At the same time, the crisis demonstrated that alignment alone does not ensure influence across all theatres. The United States operates within a hierarchy of priorities, and regions experiencing immediate instability can temporarily take precedence. In such situations, Washington engages actors based on their immediate utility. India’s absence from crisis diplomacy in West Asia did not indicate a breakdown in its relationship with the United States. It reflected the limits of that relationship in a specific context. Pakistan’s role, while visible, should also be assessed with caution. Its economic challenges remain significant, and its reliance on external financial support continues. Its industrial base is limited, and its political environment is marked by instability. Its engagement during the crisis improved its diplomatic visibility, but it did not alter its structural position in the international system. Its relevance was tied to the specific requirements of the moment.

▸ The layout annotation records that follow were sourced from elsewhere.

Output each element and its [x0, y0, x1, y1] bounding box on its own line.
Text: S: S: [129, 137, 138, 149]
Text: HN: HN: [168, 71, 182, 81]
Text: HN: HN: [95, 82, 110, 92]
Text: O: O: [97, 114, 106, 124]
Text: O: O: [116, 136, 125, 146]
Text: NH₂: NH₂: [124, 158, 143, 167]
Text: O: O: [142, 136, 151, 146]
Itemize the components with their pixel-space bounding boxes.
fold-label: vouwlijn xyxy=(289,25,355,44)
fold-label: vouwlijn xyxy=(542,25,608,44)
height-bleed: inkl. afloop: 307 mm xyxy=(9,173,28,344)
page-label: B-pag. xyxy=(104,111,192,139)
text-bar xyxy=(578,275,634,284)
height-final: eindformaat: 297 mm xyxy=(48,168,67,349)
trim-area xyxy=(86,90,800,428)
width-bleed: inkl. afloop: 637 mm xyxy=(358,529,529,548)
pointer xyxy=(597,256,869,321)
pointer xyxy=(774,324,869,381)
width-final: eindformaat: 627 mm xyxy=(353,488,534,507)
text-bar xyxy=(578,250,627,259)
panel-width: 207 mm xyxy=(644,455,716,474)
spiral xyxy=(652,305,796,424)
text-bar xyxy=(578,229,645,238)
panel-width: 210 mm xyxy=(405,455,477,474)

Nevertheless, even temporary shifts can carry implications. Diplomatic visibility influences perception, and perception can affect access, investment, and political engagement. If one actor is consistently present in key negotiations while another is absent, the balance of influence can gradually change. For India, the concern is the possibility of reduced participation in future decision-making processes. India’s diplomatic tradition has historically been defined by the ability to maintain engagement across competing power centres while preserving autonomy. From non-alignment under Nehru to calibrated alignment under Indira Gandhi, and later strategic opening under Narasimha Rao and Manmohan Singh, Indian diplomacy has demonstrated an ability to operate across divides without losing balance. The present moment does not call for a departure from this tradition, but for its restoration in operational terms.
The lessons from this episode are practical. India needs to expand its operational reach. This includes rebuilding engagement with Iran where feasible, maintaining communication channels with all major actors in West Asia, and increasing its involvement in regional security discussions. It also requires the ability to respond more quickly during crises and to position itself as a participant in diplomatic processes rather than as an observer.
The events of 2026 illustrated the importance of relevance in specific situations. Pakistan’s role was a function of access and timing. India’s absence was a result of limited flexibility in that moment. The distinction is important. It suggests that the issue is not one of capability, but of positioning.
In international politics, long-term strength must be complemented by the ability to act in real time. Strategic partnerships provide stability, but influence is often determined by presence during moments of crisis. India possesses the scale, capacity, and partnerships required to influence global outcomes. To do so consistently, India must ensure that it is present wherever decisions are being made.